TMSF'nin "kişisel riskler pahasına" 16 milyar dolar tahsilat yaptığını, mafyayla bile uğraşmak zorunda kaldığını kaydeden Ertürk, oldukça manidar bir mesaj da verdi: "Soygun mekanizmasının üzerine gidiyorsun diye bize hesap sorulursa, o gün toplum hapı yutmuş demektir." Ertürk, ODTÜ Finans Topluluğu'nun daveti üzerine bir araya geldiği öğrencilere "Türkiye'deki Bankacılık Krizleri"ni anlattı. Bankacılık sistemindeki soygunu anlatmak için bazen argo kullanmak gerektiğini, 21 bankayı TMSF'nin kucağında bulduğunu belirten Ertürk, şu konulara dikkati çekti:

* BATIK BANKALARIN FATURASI AĞIR: TMSF'ye devredilen bankaların maliyeti faiziyle birlikte 60 milyar doları aşıyor. Bu bankalara yönelik operasyonlar nedeniyle TMSF, Hazine'ye borçlu. "Borcunu ödemiyor" diye bize sık sık yazı geliyor. Bu da devletin Kafka'sı... Devlet, "Banka sistemini kurtaracağım ve TMSF üzerinden para aktaracağım" demiş, "Geri alınabilir mi?" diye bakmamış. Şimdi biz, bu paradan dolayı borçlu sayılıyoruz. Borçlu değiliz, sadece aracılık fonksiyonu yürütüyoruz.
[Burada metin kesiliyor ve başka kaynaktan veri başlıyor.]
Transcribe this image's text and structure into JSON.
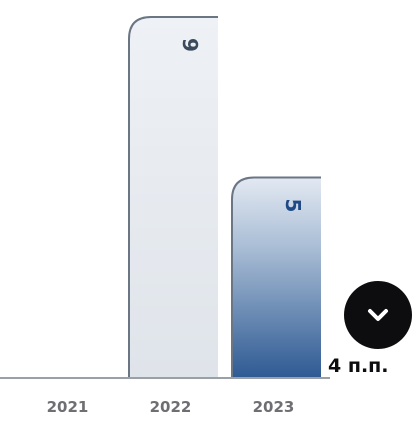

* KİŞİSEL RİSKLER ALDIK: 2004-2007 yılları arasında TMSF 16 milyar dolar tahsilat yaptı, ne pahasına... Kişisel riskler pahasına. Hiçbir bahanenin arkasına sığınmamışız. Misyon duygusu ve iddialı olma bu başarıyı sağlıyor. İyi işleyen bir kurumsal yapı var. Takım ruhu kazandırıldı. Gerisi koçluk işi. Bu kolay işi de ben yaptım. Banka sahiplerinin maharetli soygun mekanizmasıyla baş edecek yasal yetki, kurumsal yapı ve cesaret yoktu. Evet yasalar çıktı. Yasalar olmasaydı, bu insanların üstüne gidemezdik. Ama yasa çıkarmakla olmuyor. Onları düzgün uygulayacak kurumsal yapı ve denetleyecek yargı ayağı da gerekiyor.

* TOPLUMUN HAPI YUTTUĞU AN: "Durumu idare etmek" diye bir şey var. İyi idareci etliye, sütlüye karışmayan adam, devlet memuru ise bunun kitabını yazan adam. Yani bir şey yapıyor gibi görünüp bir şey yapmamak. Biz bunu değiştirdik. Tabii bu değişimin bir bedeli var. Bir yüksek bürokratın odasındaki levhada "Devlete Hizmet Cezasız Kalmaz" yazıyor. Bu bir gerçek. "Türkiye'de dürüst, namuslu kamu görevi yaparsan bir gün hesap sorulur. Memleketi kurtarmak sana mı kaldı?" anlayışı gelişiyor. Bu bizim için ahlaki sorumluluk. Bize bir gün, "Soygun mekanizmasının üzerine gidiyorsun" diye hesap sorulursa, o gün toplum hapı yutmuş demektir. Bu engel olunması gereken bir durumdur.

MAFYAYLA BİLE UĞRAŞTIK: Gece yarısı bizi arayanlar, "Gidip o bankaya el koyun, yöneticilerini kovun" dedi. Ancak banka yaşamaya, kredi vermeye devam etti. Bu bankalardan biri devlete geçtikten sonra bir mafya grubuna kredi verdi. Bununla da uğraşmak zorunda kaldık.

* PARİS'TEN ÖZEL UÇAKLA TERZİ GETİREN BANKACI: Bizim sırtımızdan Sodom ve Gomore hayatı yaşandı. Kolay yoldan para kazanma anlayışıyla, hırsızlıkla, "nasılsa yanımıza kalacaktır" inancıyla hareket edildi. Bu şaşaa, debdebe hayatı içinde özel uçakla Paris'ten özel terzisini getirip prova yaptıran, Monaco'dan yemek siparişi veren banka patronları oldu. TMSF'nin en önemli faydası, kimsenin yaptığının yanına kâr kalmamasıdır.